Lorsque les Empereurs Constantin et Licinius promulguèrent l’édit de Milan, en février 313, les chrétiens ne furent plus persécutés. Ils pouvaient librement professer leur foi, construire des lieux de culte et des églises, dans et hors des murailles de la cité, acheter des lopins de terre, cette fois sans risque de confiscation. Toutefois, les catacombes continuèrent d’être utilisées, comme des cimetières réguliers, jusqu’au début du 5ème siècle, lorsque l’Eglise procéda aux enterrements exclusivement dans le voisinage ou à l’intérieur des basiliques dédiées à des martyrs importants.
La vénération des fidèles portait cependant principalement sur les tombes des martyrs. Ce fut autour d’elles que naquit le culte des saints. Toutefois, ce culte très spécial pour les martyrs ne supprima pas la vénération vouée aux morts en général. On pourrait même dire, d’une certaine manière, qu’elle s’en trouva renforcée. En effet, dans l’esprit des premiers chrétiens, le martyr, victime pour sa fidélité inébranlable au Christ, faisait partie du cortège des amis de Dieu, qui jouissaient de la vision béatifique depuis le moment même de leur mort : quels meilleurs protecteurs que ces amis de Dieu ? C’est ainsi que les fidèles voyaient les choses, qui mirent toujours leur honneur à reposer après leur mort auprès du corps de certains de ces martyrs, fait qui reçut le nom de sépulture ad sanctos.

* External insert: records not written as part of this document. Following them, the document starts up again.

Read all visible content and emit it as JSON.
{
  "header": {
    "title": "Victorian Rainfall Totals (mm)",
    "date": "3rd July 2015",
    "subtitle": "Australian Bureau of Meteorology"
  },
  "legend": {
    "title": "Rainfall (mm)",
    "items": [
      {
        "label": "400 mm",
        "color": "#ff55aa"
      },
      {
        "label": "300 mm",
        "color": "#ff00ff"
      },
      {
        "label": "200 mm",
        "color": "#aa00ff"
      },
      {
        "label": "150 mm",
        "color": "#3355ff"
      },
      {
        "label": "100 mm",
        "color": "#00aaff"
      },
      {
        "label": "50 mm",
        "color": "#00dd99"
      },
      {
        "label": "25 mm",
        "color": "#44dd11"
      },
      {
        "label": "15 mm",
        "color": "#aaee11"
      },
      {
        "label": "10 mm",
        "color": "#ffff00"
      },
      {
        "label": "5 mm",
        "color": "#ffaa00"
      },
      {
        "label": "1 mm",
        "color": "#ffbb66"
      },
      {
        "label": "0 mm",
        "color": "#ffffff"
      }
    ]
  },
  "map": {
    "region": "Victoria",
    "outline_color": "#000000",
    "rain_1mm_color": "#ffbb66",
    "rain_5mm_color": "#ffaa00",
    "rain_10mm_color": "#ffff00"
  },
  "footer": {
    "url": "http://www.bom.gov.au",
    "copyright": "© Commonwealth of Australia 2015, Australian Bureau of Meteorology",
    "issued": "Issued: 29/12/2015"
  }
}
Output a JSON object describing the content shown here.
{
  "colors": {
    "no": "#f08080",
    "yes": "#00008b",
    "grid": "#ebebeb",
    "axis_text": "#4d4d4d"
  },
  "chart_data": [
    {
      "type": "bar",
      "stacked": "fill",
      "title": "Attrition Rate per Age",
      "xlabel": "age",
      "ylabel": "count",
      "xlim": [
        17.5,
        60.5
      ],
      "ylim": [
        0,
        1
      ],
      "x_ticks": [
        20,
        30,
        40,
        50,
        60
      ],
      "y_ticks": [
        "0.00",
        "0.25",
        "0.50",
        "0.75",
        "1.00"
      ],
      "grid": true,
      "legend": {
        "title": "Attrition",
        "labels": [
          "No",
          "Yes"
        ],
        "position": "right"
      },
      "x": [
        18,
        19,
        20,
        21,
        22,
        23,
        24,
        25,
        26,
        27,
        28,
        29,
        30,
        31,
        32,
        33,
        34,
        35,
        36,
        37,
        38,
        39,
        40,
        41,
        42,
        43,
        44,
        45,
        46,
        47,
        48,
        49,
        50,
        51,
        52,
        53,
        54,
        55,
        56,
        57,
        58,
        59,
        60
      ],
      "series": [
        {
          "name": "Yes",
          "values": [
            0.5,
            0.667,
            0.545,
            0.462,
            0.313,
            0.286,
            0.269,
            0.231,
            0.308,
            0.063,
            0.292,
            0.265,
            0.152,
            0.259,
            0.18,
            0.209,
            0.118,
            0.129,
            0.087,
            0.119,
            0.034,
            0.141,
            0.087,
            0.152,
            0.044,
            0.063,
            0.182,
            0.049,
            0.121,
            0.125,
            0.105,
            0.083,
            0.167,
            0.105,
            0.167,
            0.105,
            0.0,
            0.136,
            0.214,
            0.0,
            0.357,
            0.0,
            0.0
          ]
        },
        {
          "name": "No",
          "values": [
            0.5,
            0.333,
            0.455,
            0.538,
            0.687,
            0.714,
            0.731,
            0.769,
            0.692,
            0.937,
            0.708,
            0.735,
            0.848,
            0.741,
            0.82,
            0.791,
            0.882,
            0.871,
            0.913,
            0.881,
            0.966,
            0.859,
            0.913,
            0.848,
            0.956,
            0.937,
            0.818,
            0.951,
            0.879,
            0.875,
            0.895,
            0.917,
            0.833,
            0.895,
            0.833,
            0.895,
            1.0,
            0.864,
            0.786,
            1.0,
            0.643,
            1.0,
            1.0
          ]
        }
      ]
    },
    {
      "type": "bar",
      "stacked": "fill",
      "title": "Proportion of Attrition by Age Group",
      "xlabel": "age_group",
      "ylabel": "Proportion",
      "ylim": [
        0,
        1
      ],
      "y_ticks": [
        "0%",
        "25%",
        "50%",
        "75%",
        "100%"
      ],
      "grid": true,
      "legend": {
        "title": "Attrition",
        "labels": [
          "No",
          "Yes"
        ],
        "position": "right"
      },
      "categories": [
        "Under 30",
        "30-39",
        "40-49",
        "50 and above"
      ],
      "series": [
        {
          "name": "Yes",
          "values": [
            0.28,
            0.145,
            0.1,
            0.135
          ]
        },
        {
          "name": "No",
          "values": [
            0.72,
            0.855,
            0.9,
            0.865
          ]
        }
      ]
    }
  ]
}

De leur côté, les vivants étaient également convaincus de ce qu’aucun hommage envers leurs défunts ne pouvait être comparé au fait d’être enterré sous la protection des martyrs. Ils considéraient qu’ainsi était assurées non seulement l’inviolabilité de la sépulture mais aussi une intercession et une aide plus efficaces du saint. C’est pourquoi les basiliques, et les églises en général, finirent par devenir de véritables cimetières, ce qui contraint bientôt les autorités ecclésiastiques à y y imposer des limites.